One thing that I can see that could be advantageous about this is that it could help to smooth out the shopping-for-classes period that happens at the beginning of every college term. The way this currently works is incredibly inefficient. Students stand in long lines at the bookstore, which typically pays for overtime and temporary student workers during that period. Students buy books for a class, drop the class, stand in line some more at the bookstore, and return the book. The bookstore either has to intentionally understock the book (meaning that some students won't be able to get a copy during the first couple of weeks) or else buy enough for every student, which means that after the shopping period is over, they'll have to return some to the publisher, paying for shipping. All of this creates lots of extra costs for the bookstore and/or publisher, which they pass on to students. It would be great if students could rent their books for the first couple of weeks, then buy once they're sure they're going to keep the course.

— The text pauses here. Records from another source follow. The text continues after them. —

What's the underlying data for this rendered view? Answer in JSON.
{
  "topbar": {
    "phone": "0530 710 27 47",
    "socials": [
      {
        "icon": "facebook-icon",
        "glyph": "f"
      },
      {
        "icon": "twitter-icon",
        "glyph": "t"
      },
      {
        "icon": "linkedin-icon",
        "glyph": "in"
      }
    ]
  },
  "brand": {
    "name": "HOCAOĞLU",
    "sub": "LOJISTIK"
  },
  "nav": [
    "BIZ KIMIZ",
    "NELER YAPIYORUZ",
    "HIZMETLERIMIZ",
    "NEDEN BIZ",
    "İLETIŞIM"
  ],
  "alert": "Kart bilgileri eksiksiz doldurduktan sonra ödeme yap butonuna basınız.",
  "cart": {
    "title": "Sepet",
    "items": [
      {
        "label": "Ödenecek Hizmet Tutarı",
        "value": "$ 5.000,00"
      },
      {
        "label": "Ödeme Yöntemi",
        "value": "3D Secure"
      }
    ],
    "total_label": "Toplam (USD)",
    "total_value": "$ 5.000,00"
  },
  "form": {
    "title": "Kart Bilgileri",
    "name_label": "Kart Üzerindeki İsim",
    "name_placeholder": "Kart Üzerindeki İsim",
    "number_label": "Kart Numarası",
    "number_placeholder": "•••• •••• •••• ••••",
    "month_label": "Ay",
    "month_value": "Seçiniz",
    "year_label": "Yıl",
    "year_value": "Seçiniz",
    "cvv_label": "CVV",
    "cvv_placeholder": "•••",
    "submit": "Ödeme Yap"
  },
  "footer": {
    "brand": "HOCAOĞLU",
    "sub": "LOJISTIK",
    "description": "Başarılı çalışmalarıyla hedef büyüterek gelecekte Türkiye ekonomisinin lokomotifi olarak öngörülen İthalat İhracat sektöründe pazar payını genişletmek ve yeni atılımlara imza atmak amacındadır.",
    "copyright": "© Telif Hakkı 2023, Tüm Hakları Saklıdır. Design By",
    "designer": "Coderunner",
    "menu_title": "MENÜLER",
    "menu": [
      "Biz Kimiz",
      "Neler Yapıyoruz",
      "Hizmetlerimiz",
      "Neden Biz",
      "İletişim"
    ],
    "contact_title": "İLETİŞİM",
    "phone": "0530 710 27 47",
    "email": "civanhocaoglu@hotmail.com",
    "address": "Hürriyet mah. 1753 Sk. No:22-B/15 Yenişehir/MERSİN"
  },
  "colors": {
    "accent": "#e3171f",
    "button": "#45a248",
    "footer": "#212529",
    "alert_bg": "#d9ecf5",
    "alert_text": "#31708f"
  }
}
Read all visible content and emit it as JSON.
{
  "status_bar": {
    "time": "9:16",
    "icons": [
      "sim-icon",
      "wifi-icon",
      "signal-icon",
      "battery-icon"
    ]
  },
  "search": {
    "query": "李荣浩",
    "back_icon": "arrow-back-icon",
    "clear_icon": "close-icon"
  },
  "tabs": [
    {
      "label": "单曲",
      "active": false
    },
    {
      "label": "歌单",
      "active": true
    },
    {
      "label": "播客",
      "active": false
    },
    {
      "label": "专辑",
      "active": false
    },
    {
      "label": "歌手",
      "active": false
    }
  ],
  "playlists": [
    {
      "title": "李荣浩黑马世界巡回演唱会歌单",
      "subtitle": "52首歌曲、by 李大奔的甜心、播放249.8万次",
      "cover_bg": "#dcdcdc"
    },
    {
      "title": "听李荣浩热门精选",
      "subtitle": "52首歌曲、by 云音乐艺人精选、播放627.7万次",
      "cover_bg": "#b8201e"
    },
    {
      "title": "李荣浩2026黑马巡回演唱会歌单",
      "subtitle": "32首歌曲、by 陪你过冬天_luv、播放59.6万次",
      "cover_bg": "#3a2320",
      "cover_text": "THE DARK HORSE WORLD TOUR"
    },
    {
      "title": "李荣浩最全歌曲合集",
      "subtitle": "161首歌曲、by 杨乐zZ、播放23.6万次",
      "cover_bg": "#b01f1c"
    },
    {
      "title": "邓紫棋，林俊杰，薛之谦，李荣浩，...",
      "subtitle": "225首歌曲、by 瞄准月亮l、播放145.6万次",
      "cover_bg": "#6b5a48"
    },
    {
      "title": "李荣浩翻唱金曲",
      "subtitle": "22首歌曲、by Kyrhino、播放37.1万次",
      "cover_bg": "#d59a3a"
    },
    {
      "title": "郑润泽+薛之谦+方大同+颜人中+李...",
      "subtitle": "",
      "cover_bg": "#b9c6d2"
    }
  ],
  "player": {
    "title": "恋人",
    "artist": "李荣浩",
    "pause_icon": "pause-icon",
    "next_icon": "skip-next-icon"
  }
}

Personally, I have no intention of buying an ebook reader until there is a big, established market of DRM-free titles. When you buy a DRM'd book, you have to anticipate that it won't be readable in 5 years.
Find free books.
There are already a bunch of textbook rental companies out there, CourseSmart being the one I've used most often. The concept is good, but because they lock the content down with so much DRM, it severely limits the usability. I want a simple PDF file that I can easily search. I'd even be willing to install some sort of Acrobat DRM control (in my Windows VM, mind you), and I'D PAY MORE if I could actually get a regular PDF file that simply stopped working on a certain date. I don't have any desire to try and search stuff on my iPad using the Kindle app, and the ridiculously locked-down stuff other companies have isn't much better. JUST GIVE ME A PDF!